A lot of mouthpiece problems originate here- on the table. Sometimes it is easy to spot, as with this high-end soprano mouthpiece from one of the well-known makers. Look at the picture.
What do you see?
Well, you see the area I circled, I hope, and if you do, you see a very worn area right at the window-end of the table. But the rest of the table isn’t worn that way at all. So, what is up with that?
It’s simple. The table is not flat, so the reed does not firmly seat on the table. Sometimes it makes contact with that area near the window and sometimes it doesn’t.
As in: any given moment of any given note on any given song on any given day. In other words, randomly That intermittent contact caused that wear-and-tear as shown.
Now, this mouthpiece came to me because a player could not get it to play in tune. Did it play flat? Yes. Did it play sharp? Yes. It did both, seemingly whenever it felt like it, note to note and even during one single note.
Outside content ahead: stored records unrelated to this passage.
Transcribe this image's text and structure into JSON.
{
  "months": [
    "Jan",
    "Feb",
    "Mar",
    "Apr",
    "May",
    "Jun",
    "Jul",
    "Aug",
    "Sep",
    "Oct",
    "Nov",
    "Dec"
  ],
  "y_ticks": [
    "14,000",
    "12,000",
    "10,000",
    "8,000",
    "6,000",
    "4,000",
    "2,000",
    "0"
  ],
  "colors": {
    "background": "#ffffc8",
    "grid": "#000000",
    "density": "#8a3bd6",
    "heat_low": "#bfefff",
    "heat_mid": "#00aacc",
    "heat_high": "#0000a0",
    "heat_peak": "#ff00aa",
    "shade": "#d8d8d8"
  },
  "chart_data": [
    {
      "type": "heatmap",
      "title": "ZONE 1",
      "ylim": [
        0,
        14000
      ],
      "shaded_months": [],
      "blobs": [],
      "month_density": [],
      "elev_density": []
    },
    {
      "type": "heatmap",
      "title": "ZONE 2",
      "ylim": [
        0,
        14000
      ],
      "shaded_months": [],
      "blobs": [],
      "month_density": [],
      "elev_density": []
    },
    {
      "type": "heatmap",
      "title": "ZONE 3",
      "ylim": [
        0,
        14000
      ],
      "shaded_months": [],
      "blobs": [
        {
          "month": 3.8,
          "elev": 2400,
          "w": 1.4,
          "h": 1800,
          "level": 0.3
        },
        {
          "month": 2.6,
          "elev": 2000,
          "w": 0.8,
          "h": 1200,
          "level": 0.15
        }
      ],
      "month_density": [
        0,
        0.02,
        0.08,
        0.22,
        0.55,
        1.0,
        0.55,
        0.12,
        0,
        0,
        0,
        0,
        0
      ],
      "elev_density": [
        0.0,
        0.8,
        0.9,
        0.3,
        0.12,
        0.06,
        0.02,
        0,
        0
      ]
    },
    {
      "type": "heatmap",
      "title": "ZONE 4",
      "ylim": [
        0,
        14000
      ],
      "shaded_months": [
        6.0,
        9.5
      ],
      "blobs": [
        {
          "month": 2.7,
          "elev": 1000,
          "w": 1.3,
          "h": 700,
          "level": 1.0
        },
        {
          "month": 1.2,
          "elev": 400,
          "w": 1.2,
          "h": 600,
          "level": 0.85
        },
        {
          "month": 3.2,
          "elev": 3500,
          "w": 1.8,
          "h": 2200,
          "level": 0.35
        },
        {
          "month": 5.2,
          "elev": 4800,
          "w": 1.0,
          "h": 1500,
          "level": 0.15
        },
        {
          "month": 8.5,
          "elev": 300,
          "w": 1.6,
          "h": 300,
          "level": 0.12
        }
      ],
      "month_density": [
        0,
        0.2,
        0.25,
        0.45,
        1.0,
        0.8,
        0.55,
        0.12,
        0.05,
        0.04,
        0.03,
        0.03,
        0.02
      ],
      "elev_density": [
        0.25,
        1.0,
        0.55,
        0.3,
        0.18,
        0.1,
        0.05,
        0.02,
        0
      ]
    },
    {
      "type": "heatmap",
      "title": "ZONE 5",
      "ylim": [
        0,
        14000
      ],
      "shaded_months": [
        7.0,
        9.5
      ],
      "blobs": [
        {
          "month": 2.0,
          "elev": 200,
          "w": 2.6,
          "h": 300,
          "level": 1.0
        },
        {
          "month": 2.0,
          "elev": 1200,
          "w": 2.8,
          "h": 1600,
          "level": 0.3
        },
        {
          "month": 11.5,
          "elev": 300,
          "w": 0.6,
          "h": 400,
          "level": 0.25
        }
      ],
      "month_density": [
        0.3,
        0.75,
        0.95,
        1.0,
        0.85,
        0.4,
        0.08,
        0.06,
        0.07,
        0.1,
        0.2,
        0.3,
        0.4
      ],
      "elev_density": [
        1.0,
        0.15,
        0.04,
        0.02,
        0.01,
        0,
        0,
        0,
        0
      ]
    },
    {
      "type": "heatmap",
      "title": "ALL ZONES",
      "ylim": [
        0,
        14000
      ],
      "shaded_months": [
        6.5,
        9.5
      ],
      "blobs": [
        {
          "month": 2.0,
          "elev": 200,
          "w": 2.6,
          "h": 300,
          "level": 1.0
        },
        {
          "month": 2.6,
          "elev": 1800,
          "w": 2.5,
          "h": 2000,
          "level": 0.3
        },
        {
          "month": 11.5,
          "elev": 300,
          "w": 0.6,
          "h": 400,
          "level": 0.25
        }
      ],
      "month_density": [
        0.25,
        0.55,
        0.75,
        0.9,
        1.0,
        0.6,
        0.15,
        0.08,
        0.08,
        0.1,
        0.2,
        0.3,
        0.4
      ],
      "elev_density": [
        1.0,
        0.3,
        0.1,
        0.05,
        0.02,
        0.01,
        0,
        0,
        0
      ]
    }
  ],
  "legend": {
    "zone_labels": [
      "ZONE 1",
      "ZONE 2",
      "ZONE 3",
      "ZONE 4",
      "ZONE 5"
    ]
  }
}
That table was the cause, pure and simple. But…. how did the table cause both to happen?
Here’s how: if the player used a relaxed embouchure, the reed was not seating firmly at the window-end of the table. That, in effect, created a slightly larger chamber. When that embouchure was used to tune up before playing, the mouthpiece would go on the neck a small amount more to accomodate that chamber size. It might be so small an increase as to not be noticeably different. When the performance started and the player might increase the firmness of his embouchure even slightly, that portion of the reed would be forced down onto that area of the table and then the chamber, in effect, was smaller. And then the pitch would go sharp. ( Add to that the effective facing length was also shortened, which adds slightly to the increased sharpness of pitch).
If the player tuned up with a firm embouchure, the opposite would occur. The mouthpiece would not go onto the neck quite as far. But, when the player relaxed the embouchure at all, the reed would recede from the front of the table, vibrating against that spot as it did so, and the chamber would, in effect, increase in size and then, the pitch would go flat. (Add to that the effective facing length was also lengthened, which adds to the increased flatness of pitch).
Once the table was flattened and the correct facing restored, the piece played fine. No change in tone at all but much more responsive and, can you believe it, it stopped being reed-picky, too. And it plays with solid intonation.
Maybe you should look at the table on your mouthpiece once in a while.